In memoriam
Prof. em. Dr. P. de Keyser †. Een eminent binnelands nederlandist, Prof. em. Dr. P. de Keyser, van de Rijksuniversiteit te Gent, is op 22 februari 1966 overleden. Vele van onze buitenlandse collega's hebben hem ontmoet toen hij in zijn functie van onder-voorzitter van de Kultuurraad voor Vlaanderen de leiding had van het bezoek aan Gent in het kader van ons Tweede Colloquium in september 1964. De verdiensten van Professor de Keyser als filoloog, als medievist, als pedagoog, als kunsthistorious, als folklorist, zijn zo talrijk dat zij binnen het bestek van ons blad moeilijk tot hun recht zouden kunnen komen. Wij verwijzen daarvoor naar de vaktijdschriften, de Koninklijke Vlaamse Academie voor Taal- en Letterkunde, waarvan hij lid was, en de Maatschappij voor Nederlandse Letterkunde te Leiden. Wij volstaan hier met eerbiedig hulde te brengen aan zijn nagedachtenis en onze erkentelijkheid uit te spreken voor zijn talloze blijken van sympathie en waardering voor ons werk.
Prof. em. Pr. A.C. Bouman †. Een tweede gevoelig verlies leden zowel nederlandistiek als afrikanistiek door het heengaan op 72-jarige leeftijd van Prof. em. Dr. A.C. Bouman te Oegstgeest op 24 februari 1960.
Prof. Bouman heeft van 1921-1946 aan de Universiteit van Stellenbosch (Zuid-Afrika) ‘de Germaanse filologie en de geschiedenis van het Nederlands’ gedoceerd. In 1946 werd de overledene tot hoogleraar in ‘de algemene taalwetenschap en de talen der Oudgermaanse volken en hun letterkunde’ te Leiden benoemd, welke leeropdracht hij tot zijn emeriaat is blijven vervullen.
Als eerste deskundige heeft Prof. Dr. C.F.P. Shutterheim in de N.R.C. van 28.2.l.l. de grote verdiensten en brede kennis van zijn oud-collega herdacht en tevens diens uitnemende publicaties met eerbied gememoreerd.
Prof. Bouman was tevens een zo goed kenner van het Afrikaans, dat hij in deze taal enige toneelstukken schreef en samen met Prof. Pienaar een Afrikaanse spraakkunst samenstelde.
Ook buiten zijn reeds zeer brede vakgebied toonde zijn veelzijdige geest grote belangstelling. Zo voor de beeldende kunst, waarover hij het in 1942 verschenen werk ‘Kuns en Kunswaardering’ publiceerde.

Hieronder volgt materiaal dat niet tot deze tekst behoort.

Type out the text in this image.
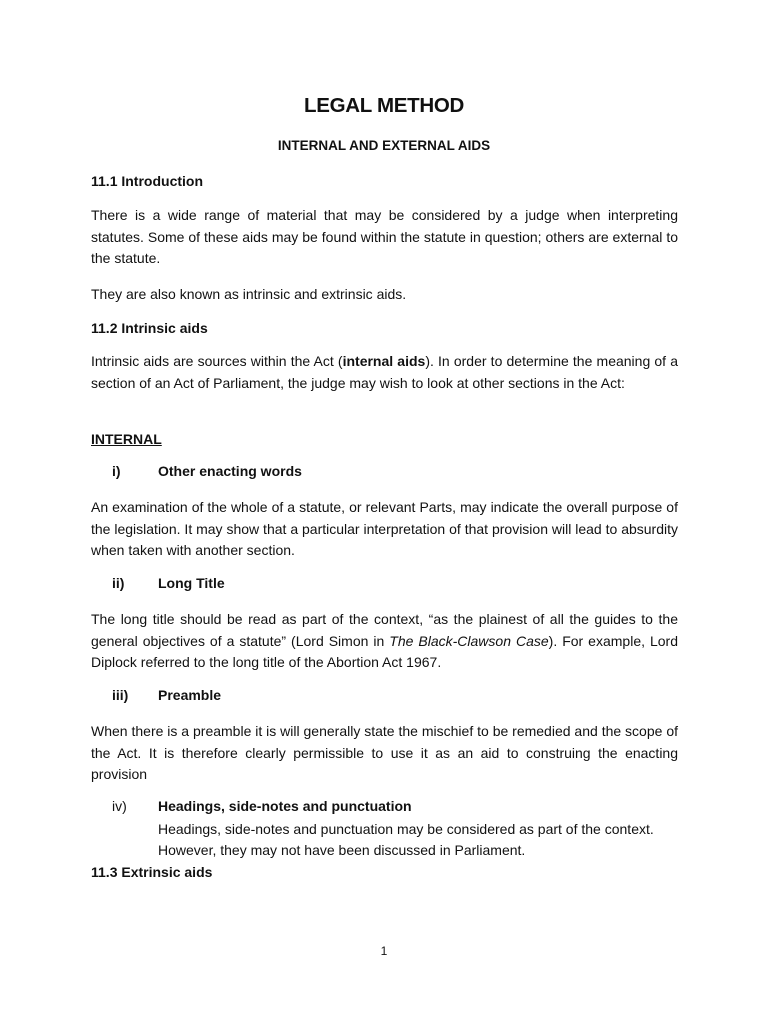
LEGAL METHOD
INTERNAL AND EXTERNAL AIDS
11.1 Introduction
There is a wide range of material that may be considered by a judge when interpreting statutes. Some of these aids may be found within the statute in question; others are external to the statute.
They are also known as intrinsic and extrinsic aids.
11.2 Intrinsic aids
Intrinsic aids are sources within the Act (internal aids). In order to determine the meaning of a section of an Act of Parliament, the judge may wish to look at other sections in the Act:
INTERNAL
i)	Other enacting words
An examination of the whole of a statute, or relevant Parts, may indicate the overall purpose of the legislation. It may show that a particular interpretation of that provision will lead to absurdity when taken with another section.
ii) Long Title
The long title should be read as part of the context, “as the plainest of all the guides to the general objectives of a statute” (Lord Simon in The Black-Clawson Case). For example, Lord Diplock referred to the long title of the Abortion Act 1967.
iii) Preamble
When there is a preamble it is will generally state the mischief to be remedied and the scope of the Act. It is therefore clearly permissible to use it as an aid to construing the enacting provision
iv) Headings, side-notes and punctuation
Headings, side-notes and punctuation may be considered as part of the context. However, they may not have been discussed in Parliament.
11.3 Extrinsic aids
1
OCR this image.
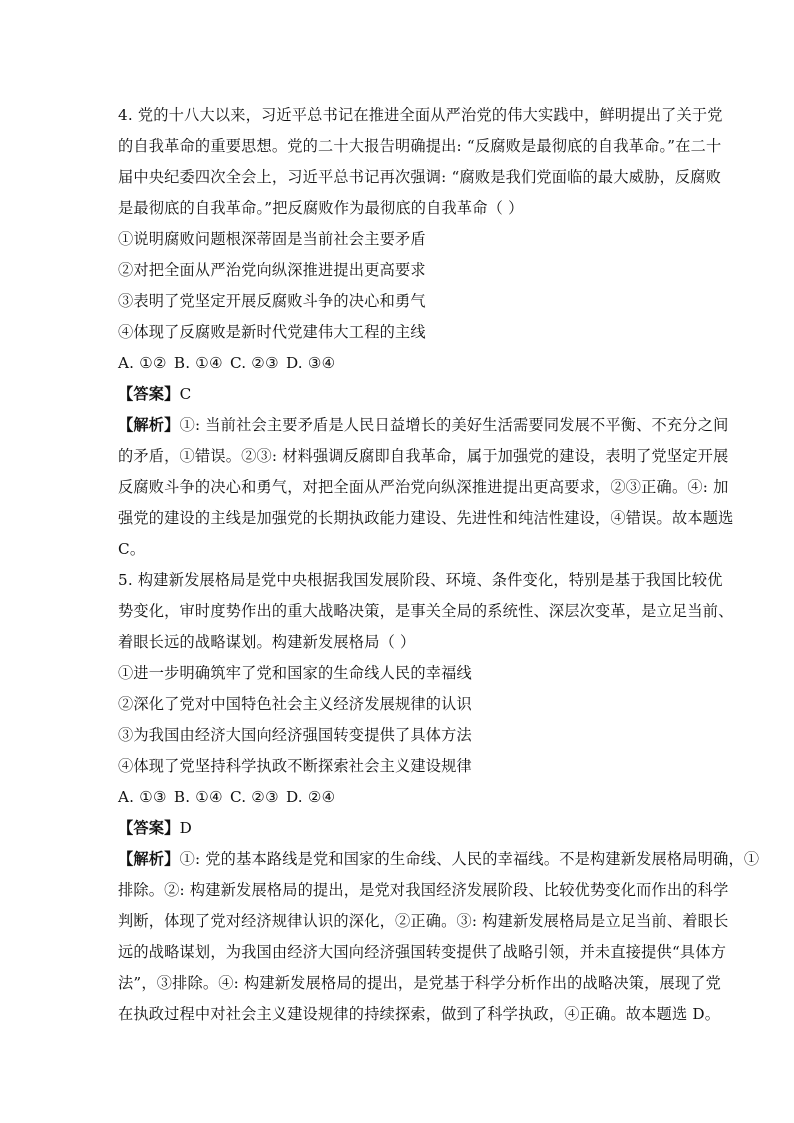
4. 党的十八大以来，习近平总书记在推进全面从严治党的伟大实践中，鲜明提出了关于党
的自我革命的重要思想。党的二十大报告明确提出: “反腐败是最彻底的自我革命。”在二十
届中央纪委四次全会上，习近平总书记再次强调: “腐败是我们党面临的最大威胁，反腐败
是最彻底的自我革命。”把反腐败作为最彻底的自我革命（ ）

①说明腐败问题根深蒂固是当前社会主要矛盾

②对把全面从严治党向纵深推进提出更高要求

③表明了党坚定开展反腐败斗争的决心和勇气

④体现了反腐败是新时代党建伟大工程的主线

A. ①② B. ①④ C. ②③ D. ③④

【答案】C

【解析】①: 当前社会主要矛盾是人民日益增长的美好生活需要同发展不平衡、不充分之间
的矛盾，①错误。②③: 材料强调反腐即自我革命，属于加强党的建设，表明了党坚定开展
反腐败斗争的决心和勇气，对把全面从严治党向纵深推进提出更高要求，②③正确。④: 加
强党的建设的主线是加强党的长期执政能力建设、先进性和纯洁性建设，④错误。故本题选
C。
5. 构建新发展格局是党中央根据我国发展阶段、环境、条件变化，特别是基于我国比较优
势变化，审时度势作出的重大战略决策，是事关全局的系统性、深层次变革，是立足当前、
着眼长远的战略谋划。构建新发展格局（ ）

①进一步明确筑牢了党和国家的生命线人民的幸福线

②深化了党对中国特色社会主义经济发展规律的认识

③为我国由经济大国向经济强国转变提供了具体方法

④体现了党坚持科学执政不断探索社会主义建设规律

A. ①③ B. ①④ C. ②③ D. ②④

【答案】D

【解析】①: 党的基本路线是党和国家的生命线、人民的幸福线。不是构建新发展格局明确，①
排除。②: 构建新发展格局的提出，是党对我国经济发展阶段、比较优势变化而作出的科学
判断，体现了党对经济规律认识的深化，②正确。③: 构建新发展格局是立足当前、着眼长
远的战略谋划，为我国由经济大国向经济强国转变提供了战略引领，并未直接提供“具体方
法”，③排除。④: 构建新发展格局的提出，是党基于科学分析作出的战略决策，展现了党
在执政过程中对社会主义建设规律的持续探索，做到了科学执政，④正确。故本题选 D。
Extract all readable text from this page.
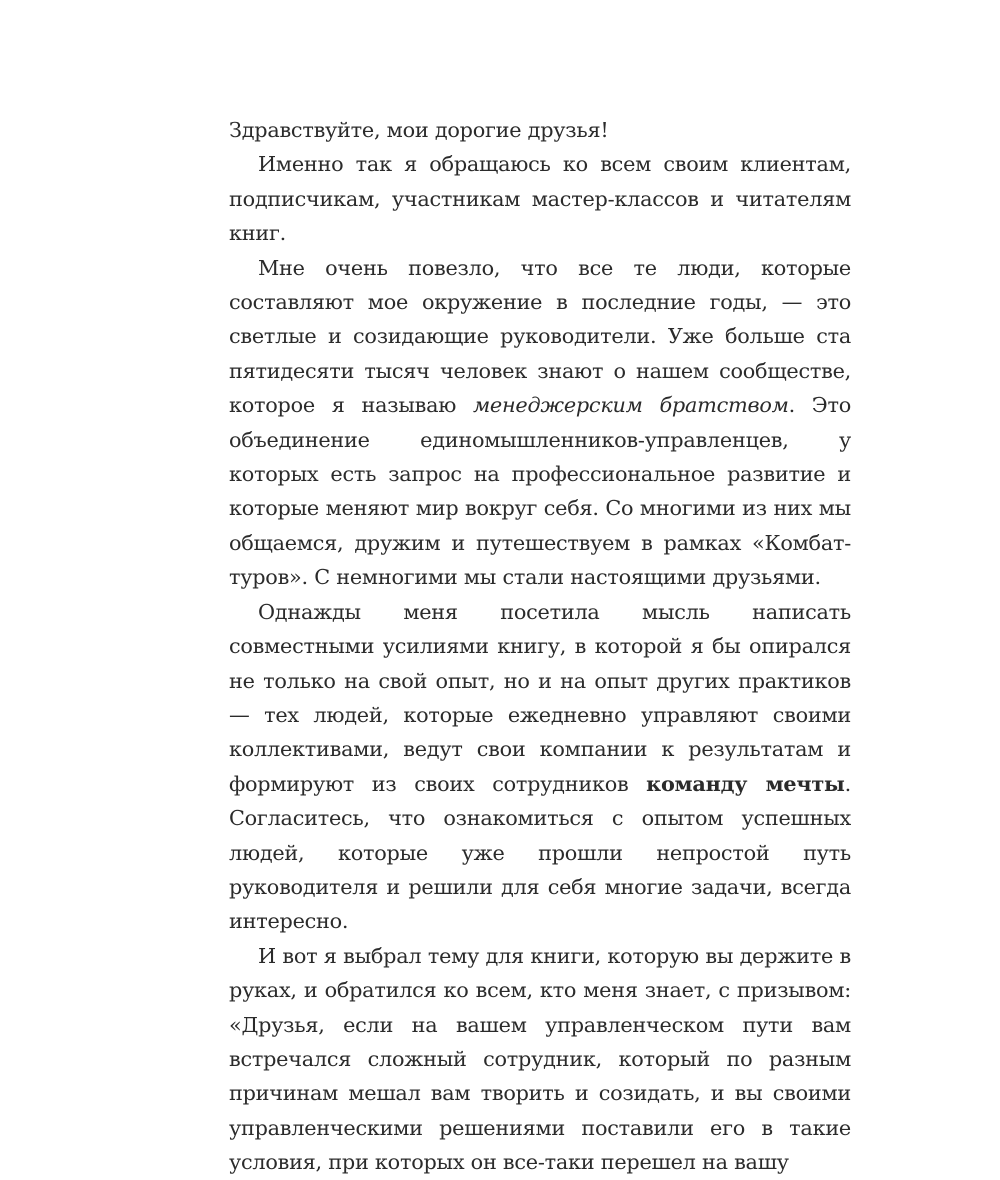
Здравствуйте, мои дорогие друзья!

Именно так я обращаюсь ко всем своим клиентам, подписчикам, участникам мастер-классов и читателям книг.

Мне очень повезло, что все те люди, которые составляют мое окружение в последние годы, — это светлые и созидающие руководители. Уже больше ста пятидесяти тысяч человек знают о нашем сообществе, которое я называю менеджерским братством. Это объединение единомышленников-управленцев, у которых есть запрос на профессиональное развитие и которые меняют мир вокруг себя. Со многими из них мы общаемся, дружим и путешествуем в рамках «Комбат-туров». С немногими мы стали настоящими друзьями.

Однажды меня посетила мысль написать совместными усилиями книгу, в которой я бы опирался не только на свой опыт, но и на опыт других практиков — тех людей, которые ежедневно управляют своими коллективами, ведут свои компании к результатам и формируют из своих сотрудников команду мечты. Согласитесь, что ознакомиться с опытом успешных людей, которые уже прошли непростой путь руководителя и решили для себя многие задачи, всегда интересно.

И вот я выбрал тему для книги, которую вы держите в руках, и обратился ко всем, кто меня знает, с призывом: «Друзья, если на вашем управленческом пути вам встречался сложный сотрудник, который по разным причинам мешал вам творить и созидать, и вы своими управленческими решениями поставили его в такие условия, при которых он все-таки перешел на вашу
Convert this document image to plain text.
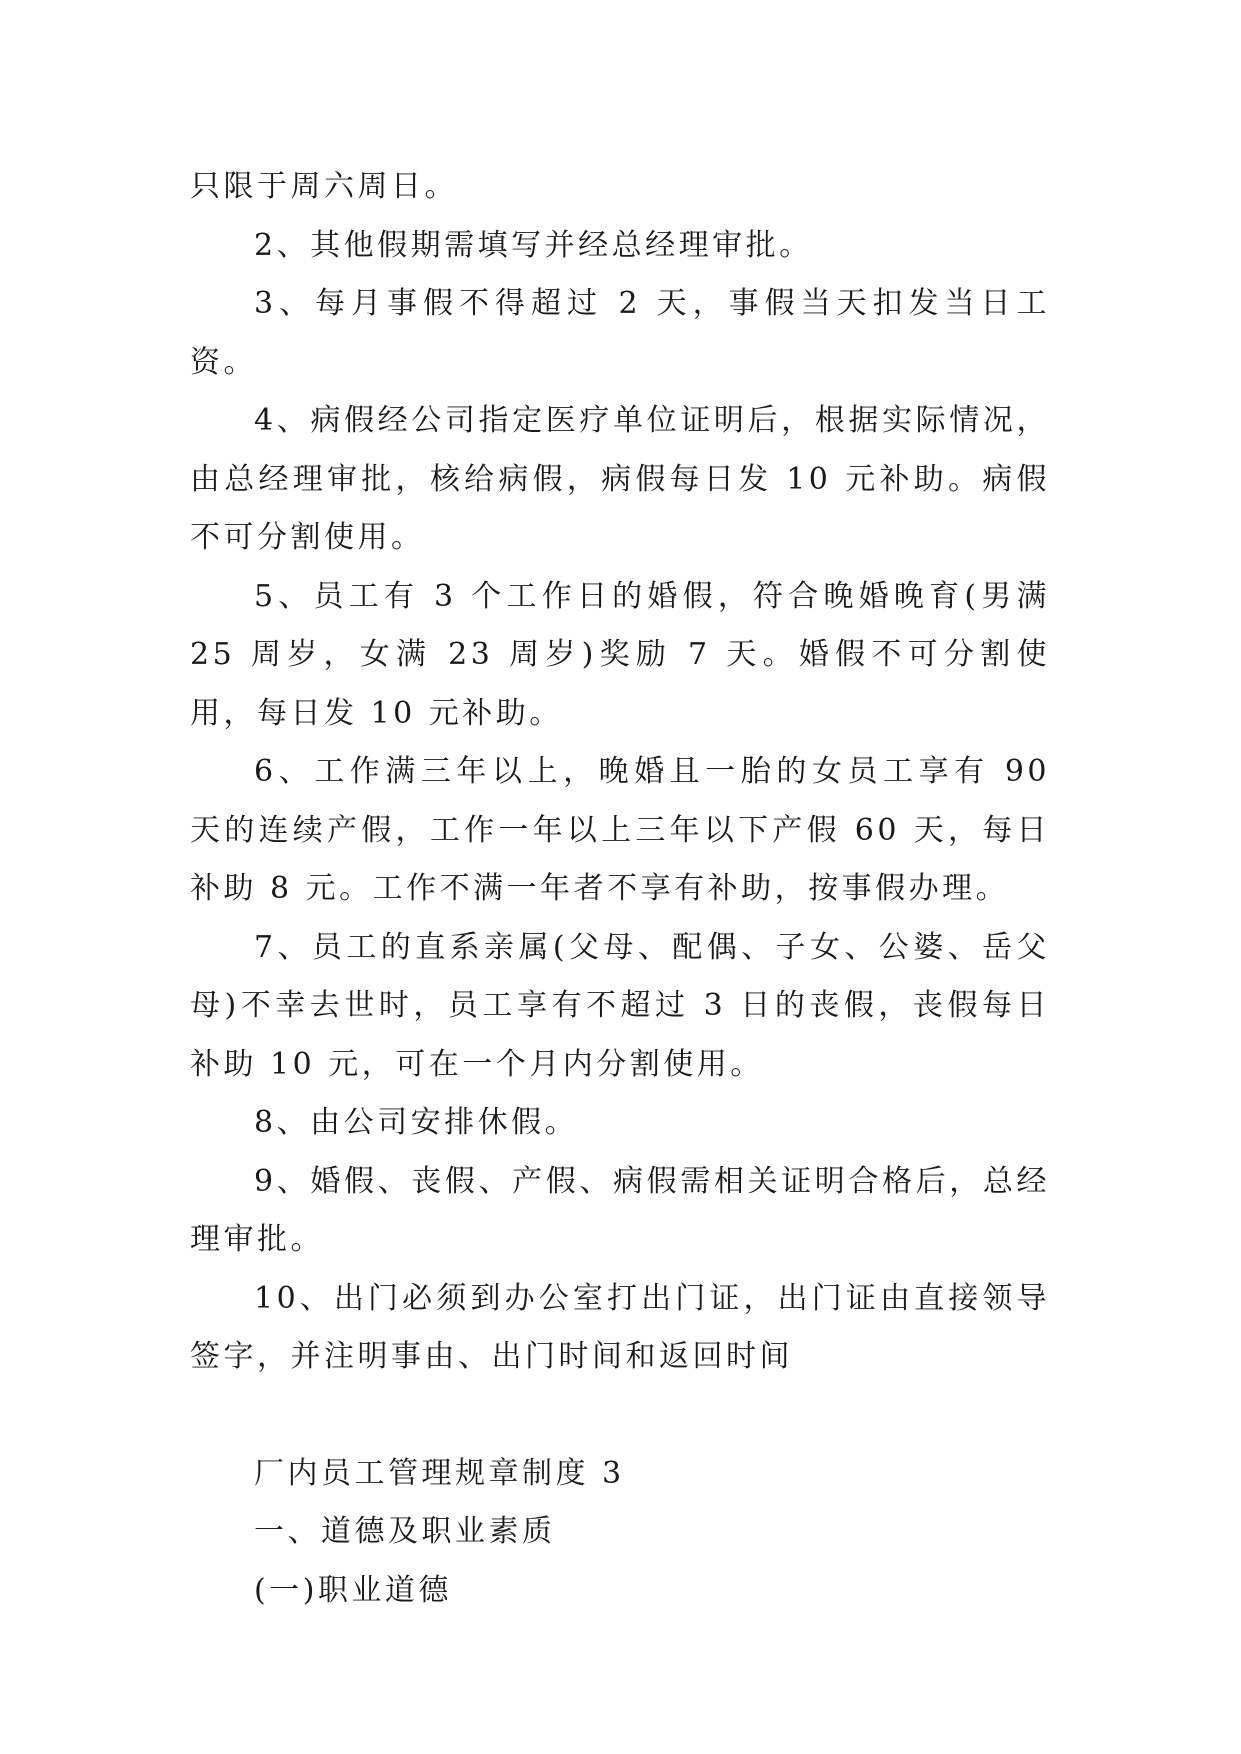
只限于周六周日。

2、其他假期需填写并经总经理审批。

3、每月事假不得超过 2 天，事假当天扣发当日工资。

4、病假经公司指定医疗单位证明后，根据实际情况，由总经理审批，核给病假，病假每日发 10 元补助。病假不可分割使用。

5、员工有 3 个工作日的婚假，符合晚婚晚育(男满 25 周岁，女满 23 周岁)奖励 7 天。婚假不可分割使用，每日发 10 元补助。

6、工作满三年以上，晚婚且一胎的女员工享有 90 天的连续产假，工作一年以上三年以下产假 60 天，每日补助 8 元。工作不满一年者不享有补助，按事假办理。

7、员工的直系亲属(父母、配偶、子女、公婆、岳父母)不幸去世时，员工享有不超过 3 日的丧假，丧假每日补助 10 元，可在一个月内分割使用。

8、由公司安排休假。

9、婚假、丧假、产假、病假需相关证明合格后，总经理审批。

10、出门必须到办公室打出门证，出门证由直接领导签字，并注明事由、出门时间和返回时间

厂内员工管理规章制度 3

一、道德及职业素质

(一)职业道德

Hij heeft daarin zijn gedachten over Van Gogh, Cézanne, essentiële en decoratieve kunst, de 17e eeuwse Nederlandse schilderkunst, Rembrandt en de traditie-beeldende kunst in Zuid-Afrika uitgesproken. Zelf schilderde hij ook niet onverdienstelijk.
Prof. Bouman is vele jaren voorzitter van de Maatschappij der Nederlandse Letterkunde geweest. Van 1948 af trad hij op als redacteur van ‘Neophilologus’.